Scirus.com is a database holding records of academic publications, some general interest articles and patent filings. For nanotechnology, for example, it holds records of 8,007 patent filings for nanotechnology. Now, some of them are me-too patents, some are copycats, and probably some are absurd. But gaming the system and foolish patents have always been a part of the patent process, so they shouldn't change percentages much.

Of those 8,007 patents that have nanotechnology in the title, abstract or text, 7,007 were filed in the past 5 years.  That's 88%. Almost a quarter--23%--were filed last year alone. That's one reason why I think nanotechnology will be to this century what electricity was to the last.

Biotechnology has been around a lot longer, so the numbers are larger.
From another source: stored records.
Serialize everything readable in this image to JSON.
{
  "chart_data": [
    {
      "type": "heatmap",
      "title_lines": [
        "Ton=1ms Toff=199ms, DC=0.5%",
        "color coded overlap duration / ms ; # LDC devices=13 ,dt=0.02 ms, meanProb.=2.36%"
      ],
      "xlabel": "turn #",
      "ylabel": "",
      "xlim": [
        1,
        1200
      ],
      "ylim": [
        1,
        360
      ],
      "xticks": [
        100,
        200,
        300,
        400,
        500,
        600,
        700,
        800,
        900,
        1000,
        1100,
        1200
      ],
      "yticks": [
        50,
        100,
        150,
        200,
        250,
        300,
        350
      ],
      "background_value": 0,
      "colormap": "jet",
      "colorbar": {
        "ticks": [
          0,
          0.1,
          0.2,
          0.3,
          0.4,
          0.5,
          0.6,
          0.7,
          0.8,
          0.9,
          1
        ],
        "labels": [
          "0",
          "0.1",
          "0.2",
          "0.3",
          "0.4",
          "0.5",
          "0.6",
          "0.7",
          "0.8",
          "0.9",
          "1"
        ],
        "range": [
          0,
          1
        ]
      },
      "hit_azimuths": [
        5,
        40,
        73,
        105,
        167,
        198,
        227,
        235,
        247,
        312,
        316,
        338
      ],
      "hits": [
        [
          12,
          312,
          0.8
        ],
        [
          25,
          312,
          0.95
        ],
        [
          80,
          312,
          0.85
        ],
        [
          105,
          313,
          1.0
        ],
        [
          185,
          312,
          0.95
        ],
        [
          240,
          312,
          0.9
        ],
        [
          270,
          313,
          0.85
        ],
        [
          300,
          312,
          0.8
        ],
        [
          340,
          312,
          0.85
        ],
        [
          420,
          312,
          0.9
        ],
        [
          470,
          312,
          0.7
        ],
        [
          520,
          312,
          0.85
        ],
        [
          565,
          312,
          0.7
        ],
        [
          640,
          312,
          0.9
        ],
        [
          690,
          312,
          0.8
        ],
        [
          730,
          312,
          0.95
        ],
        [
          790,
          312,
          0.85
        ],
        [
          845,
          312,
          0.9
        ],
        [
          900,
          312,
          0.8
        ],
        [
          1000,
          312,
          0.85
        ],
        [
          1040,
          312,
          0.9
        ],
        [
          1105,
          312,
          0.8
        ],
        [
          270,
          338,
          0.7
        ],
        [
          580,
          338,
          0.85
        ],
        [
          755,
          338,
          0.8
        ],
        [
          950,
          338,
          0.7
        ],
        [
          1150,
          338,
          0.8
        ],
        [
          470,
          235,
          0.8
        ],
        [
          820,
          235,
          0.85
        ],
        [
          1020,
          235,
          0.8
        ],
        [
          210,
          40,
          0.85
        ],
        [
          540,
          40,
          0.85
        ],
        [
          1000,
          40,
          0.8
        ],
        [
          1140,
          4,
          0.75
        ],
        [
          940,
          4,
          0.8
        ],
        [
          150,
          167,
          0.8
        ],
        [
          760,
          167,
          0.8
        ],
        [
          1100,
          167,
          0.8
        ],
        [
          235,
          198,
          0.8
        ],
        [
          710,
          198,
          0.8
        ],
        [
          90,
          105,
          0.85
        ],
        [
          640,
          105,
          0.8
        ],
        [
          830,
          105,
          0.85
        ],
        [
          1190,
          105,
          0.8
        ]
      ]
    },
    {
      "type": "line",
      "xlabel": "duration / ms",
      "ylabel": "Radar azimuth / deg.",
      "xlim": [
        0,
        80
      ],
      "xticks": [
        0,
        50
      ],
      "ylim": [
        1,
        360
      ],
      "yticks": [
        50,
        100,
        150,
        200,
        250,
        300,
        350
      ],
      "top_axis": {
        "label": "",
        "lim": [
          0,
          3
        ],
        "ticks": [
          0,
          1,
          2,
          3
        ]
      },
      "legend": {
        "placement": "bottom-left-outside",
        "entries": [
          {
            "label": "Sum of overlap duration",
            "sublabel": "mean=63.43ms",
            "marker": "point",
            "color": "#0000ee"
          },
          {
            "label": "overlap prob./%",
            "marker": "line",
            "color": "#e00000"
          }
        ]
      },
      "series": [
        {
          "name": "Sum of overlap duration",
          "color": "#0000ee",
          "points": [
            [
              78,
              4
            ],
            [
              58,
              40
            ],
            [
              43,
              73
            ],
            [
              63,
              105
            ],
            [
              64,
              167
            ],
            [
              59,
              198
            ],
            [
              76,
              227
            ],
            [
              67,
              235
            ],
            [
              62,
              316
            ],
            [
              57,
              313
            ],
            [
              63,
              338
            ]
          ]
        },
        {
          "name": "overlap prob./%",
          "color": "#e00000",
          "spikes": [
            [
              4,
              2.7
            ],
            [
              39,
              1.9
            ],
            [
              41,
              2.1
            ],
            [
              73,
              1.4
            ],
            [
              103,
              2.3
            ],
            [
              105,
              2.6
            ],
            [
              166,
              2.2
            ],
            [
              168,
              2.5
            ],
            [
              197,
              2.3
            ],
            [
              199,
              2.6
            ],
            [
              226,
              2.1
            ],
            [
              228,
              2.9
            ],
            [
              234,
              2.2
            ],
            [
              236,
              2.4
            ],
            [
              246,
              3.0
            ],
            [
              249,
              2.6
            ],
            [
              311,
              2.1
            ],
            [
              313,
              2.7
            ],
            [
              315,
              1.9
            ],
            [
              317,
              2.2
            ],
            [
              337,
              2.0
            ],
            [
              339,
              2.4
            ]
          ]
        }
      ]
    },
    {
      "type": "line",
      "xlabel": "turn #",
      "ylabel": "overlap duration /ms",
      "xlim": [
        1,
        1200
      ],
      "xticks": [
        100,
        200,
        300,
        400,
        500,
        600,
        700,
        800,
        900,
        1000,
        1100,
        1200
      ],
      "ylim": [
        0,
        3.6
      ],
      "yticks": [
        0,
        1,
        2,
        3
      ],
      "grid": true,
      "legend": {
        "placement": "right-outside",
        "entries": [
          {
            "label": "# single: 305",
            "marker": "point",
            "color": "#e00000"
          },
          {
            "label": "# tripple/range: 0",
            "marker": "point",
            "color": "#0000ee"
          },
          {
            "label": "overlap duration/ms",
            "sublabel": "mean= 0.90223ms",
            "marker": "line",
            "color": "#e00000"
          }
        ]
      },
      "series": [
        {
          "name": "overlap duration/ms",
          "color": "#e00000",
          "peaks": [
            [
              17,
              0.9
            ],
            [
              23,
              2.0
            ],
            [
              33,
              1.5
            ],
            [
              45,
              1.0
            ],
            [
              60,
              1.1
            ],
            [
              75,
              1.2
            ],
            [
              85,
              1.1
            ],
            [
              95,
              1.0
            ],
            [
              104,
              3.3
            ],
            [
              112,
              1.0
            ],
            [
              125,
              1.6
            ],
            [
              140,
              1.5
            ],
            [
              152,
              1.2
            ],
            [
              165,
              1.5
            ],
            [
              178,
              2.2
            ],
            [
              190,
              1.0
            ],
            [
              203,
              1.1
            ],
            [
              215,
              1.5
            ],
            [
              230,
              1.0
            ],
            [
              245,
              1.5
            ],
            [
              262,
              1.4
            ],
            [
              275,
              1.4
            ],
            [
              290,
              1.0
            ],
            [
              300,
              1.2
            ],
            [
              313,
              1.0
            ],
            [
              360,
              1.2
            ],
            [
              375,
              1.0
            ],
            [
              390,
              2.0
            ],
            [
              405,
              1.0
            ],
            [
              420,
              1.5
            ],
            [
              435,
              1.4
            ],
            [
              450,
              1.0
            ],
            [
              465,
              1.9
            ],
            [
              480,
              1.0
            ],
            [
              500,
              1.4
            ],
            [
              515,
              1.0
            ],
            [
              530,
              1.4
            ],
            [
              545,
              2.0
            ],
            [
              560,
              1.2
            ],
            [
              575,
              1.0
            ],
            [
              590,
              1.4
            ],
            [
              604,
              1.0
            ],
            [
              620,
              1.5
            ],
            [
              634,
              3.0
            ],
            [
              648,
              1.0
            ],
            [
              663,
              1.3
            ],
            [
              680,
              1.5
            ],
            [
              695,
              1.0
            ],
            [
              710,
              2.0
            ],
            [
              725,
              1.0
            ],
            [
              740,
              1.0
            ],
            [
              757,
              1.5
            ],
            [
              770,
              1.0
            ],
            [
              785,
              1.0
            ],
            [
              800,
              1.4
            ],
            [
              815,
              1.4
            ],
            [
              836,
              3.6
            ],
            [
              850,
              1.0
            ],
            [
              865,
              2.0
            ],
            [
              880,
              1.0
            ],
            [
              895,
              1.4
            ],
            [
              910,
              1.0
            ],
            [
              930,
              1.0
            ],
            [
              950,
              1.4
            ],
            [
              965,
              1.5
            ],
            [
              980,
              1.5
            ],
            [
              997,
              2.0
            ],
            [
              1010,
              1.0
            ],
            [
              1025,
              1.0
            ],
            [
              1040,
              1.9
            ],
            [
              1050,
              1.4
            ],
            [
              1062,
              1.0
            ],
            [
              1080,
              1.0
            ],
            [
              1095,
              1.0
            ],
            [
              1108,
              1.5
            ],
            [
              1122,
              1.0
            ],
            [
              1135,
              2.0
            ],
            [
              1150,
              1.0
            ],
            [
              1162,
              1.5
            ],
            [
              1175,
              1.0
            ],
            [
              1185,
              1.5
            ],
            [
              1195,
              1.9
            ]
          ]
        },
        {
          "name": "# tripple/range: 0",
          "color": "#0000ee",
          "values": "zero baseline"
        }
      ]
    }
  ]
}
There are a total of 133,212 patent filings in the Scirus database. But again, 69,146 have been filed in the past 5 years, or 52%. And 14,475 were filed in the past year, or 11%.

Robotics sits in the middle of this package. There are 22,097 patent filings for robotics on Scirus. 9,992 have been filed in the past 5 years, or 45%. And 9% were filed in the past year.

These fields are set to explode on the scene today, changing just about everything from healthcare to defense to manufacturing, from transportation, to green technology to education.

The robotic legs on upcoming versions of domestic robots (yes, they will baby-sit), will transition into implants for those who cannot walk. The nanotech composite coatings used to protect materials and reduce friction will be in everything. The biotechnology wonders that will target tumors will be guided to their target by nanotech robots.

A senior executive at Google told me last year that the next 6 years would be more action-paced than the past 12--a timespan that covered the life of his company, the diffusion of the mobile phone and a whole lot more. And I think he was understating the issue.

But like I said earlier, it's going to be a wild ride.